Demystifying Network Foundation Models
Sylee Beltiukov, Satyandra Guthula, Wenbo Guo, Walter Willinger, Arpit Gupta
TL;DR
This work tackles the challenge of understanding what Network Foundation Models (NFMs) actually learn in their latent representations, rather than just how well they perform on downstream tasks. It introduces an intrinsic evaluation framework comprising Embedding Geometry Analysis, Metric Alignment Assessment, and Causal Sensitivity Testing to probe representation quality in frozen NFMs. Across four state-of-the-art NFMs and five network datasets, the study reveals pervasive anisotropy, architecture-dependent alignment with domain metrics, and sensitivity to payload and context, highlighting limitations that are invisible to task-based evaluation.
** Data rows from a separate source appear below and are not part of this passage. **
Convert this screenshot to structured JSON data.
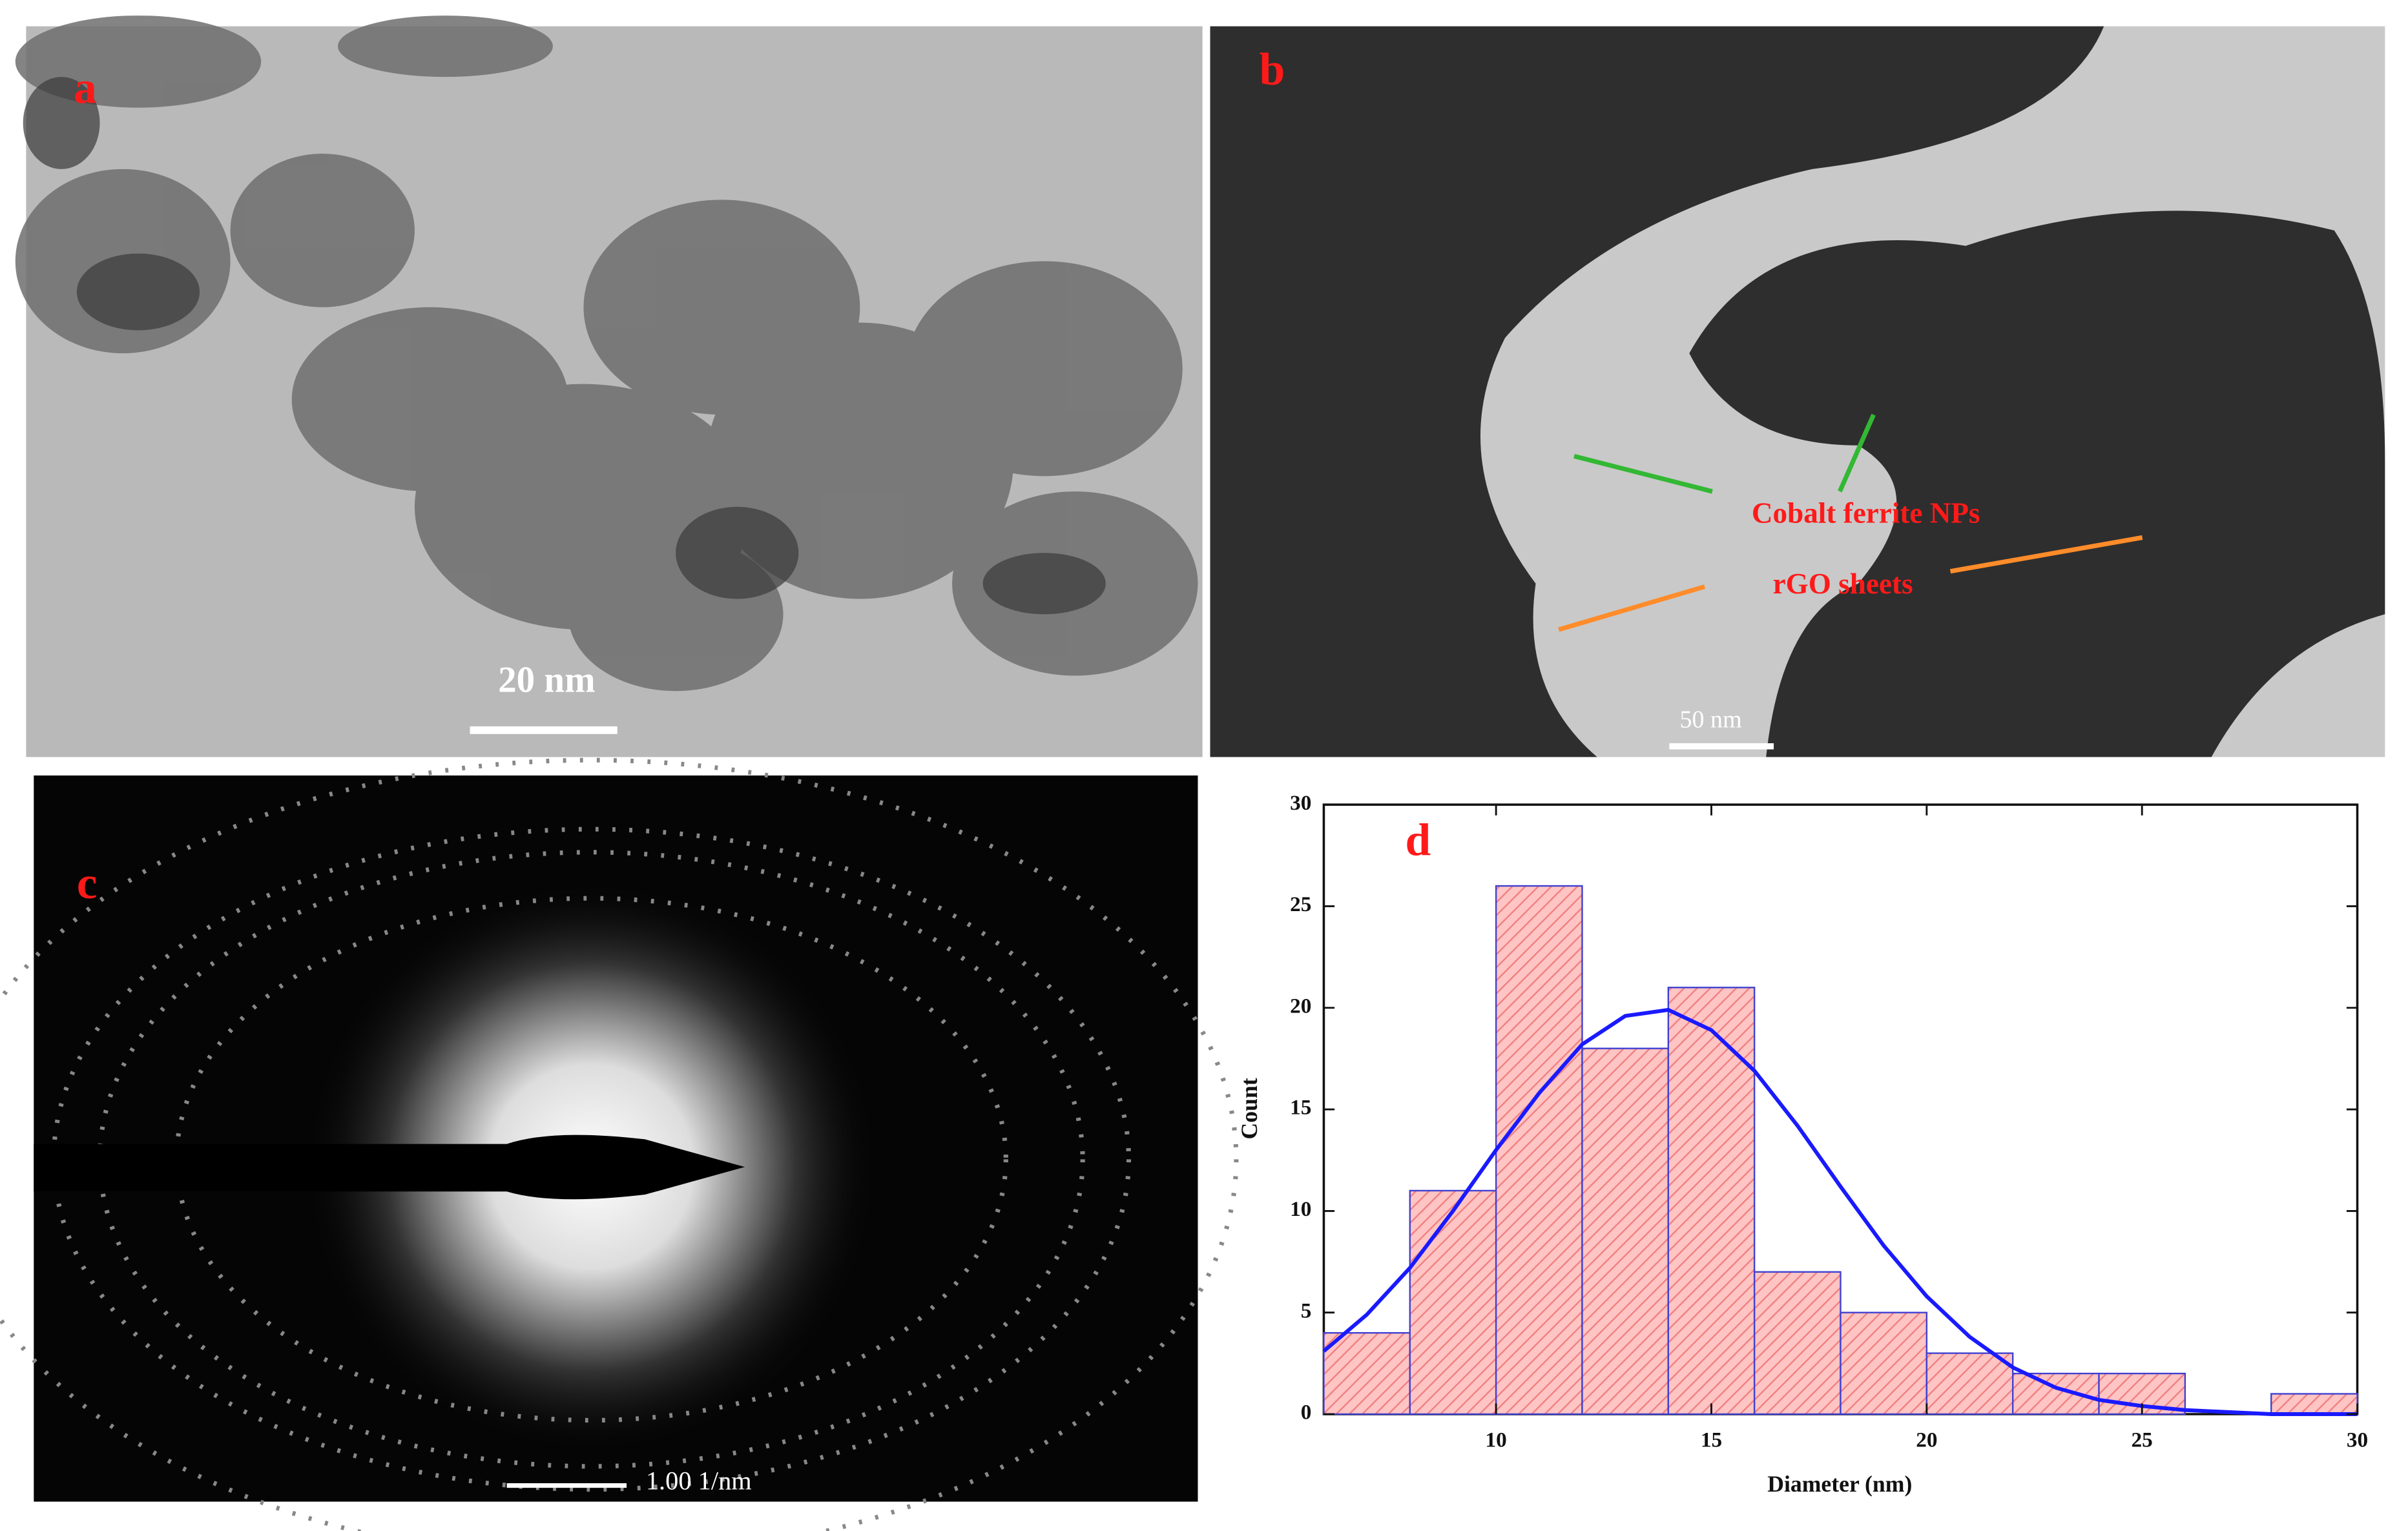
{
  "panels": {
    "a": {
      "label": "a",
      "scale_bar": "20 nm"
    },
    "b": {
      "label": "b",
      "annotations": [
        "Cobalt ferrite NPs",
        "rGO sheets"
      ],
      "scale_bar": "50 nm"
    },
    "c": {
      "label": "c",
      "scale_bar": "1.00 1/nm"
    }
  },
  "chart_data": {
    "type": "histogram",
    "label": "d",
    "x_label": "Diameter (nm)",
    "y_label": "Count",
    "bins": [
      6,
      8,
      10,
      12,
      14,
      16,
      18,
      20,
      22,
      24,
      26,
      28,
      30
    ],
    "counts": [
      4,
      11,
      26,
      18,
      21,
      7,
      5,
      3,
      2,
      2,
      0,
      1
    ],
    "color": "#ffb8b8",
    "edge_color": "#4040d0",
    "fit": {
      "color": "#1a1aff",
      "x": [
        6,
        7,
        8,
        9,
        10,
        11,
        12,
        13,
        14,
        15,
        16,
        17,
        18,
        19,
        20,
        21,
        22,
        23,
        24,
        25,
        26,
        27,
        28,
        29,
        30
      ],
      "values": [
        3.1,
        4.9,
        7.2,
        10.0,
        13.0,
        15.8,
        18.2,
        19.6,
        19.9,
        18.9,
        16.9,
        14.2,
        11.2,
        8.3,
        5.8,
        3.8,
        2.3,
        1.3,
        0.7,
        0.4,
        0.2,
        0.1,
        0.0,
        0.0,
        0.0
      ]
    },
    "xlim": [
      6,
      30
    ],
    "xticks": [
      10,
      15,
      20,
      25,
      30
    ],
    "ylim": [
      0,
      30
    ],
    "yticks": [
      0,
      5,
      10,
      15,
      20,
      25,
      30
    ]
  }
}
By showing that addressing representation issues can yield meaningful performance gains without architectural changes, the paper provides a principled approach to designing more generalizable and robust NFMs for self-driving network applications.
Abstract
This work presents a systematic investigation into the latent knowledge encoded within Network Foundation Models (NFMs) that focuses on hidden representations analysis rather than pure downstream task performance. Different from existing efforts, we analyze the models through a three-part evaluation: Embedding Geometry Analysis to assess representation space utilization, Metric Alignment Assessment to measure correspondence with domain-expert features, and Causal Sensitivity Testing to evaluate robustness to protocol perturbations. Using five diverse network datasets spanning controlled and real-world environments, we evaluate four state-of-the-art NFMs, revealing that they all exhibit significant anisotropy, inconsistent feature sensitivity patterns, an inability to separate the high-level context, payload dependency, and other properties. Our work identifies numerous limitations across all models and demonstrates that addressing them can significantly improve model performance (by up to +0.35 $F_1$ score without architectural changes).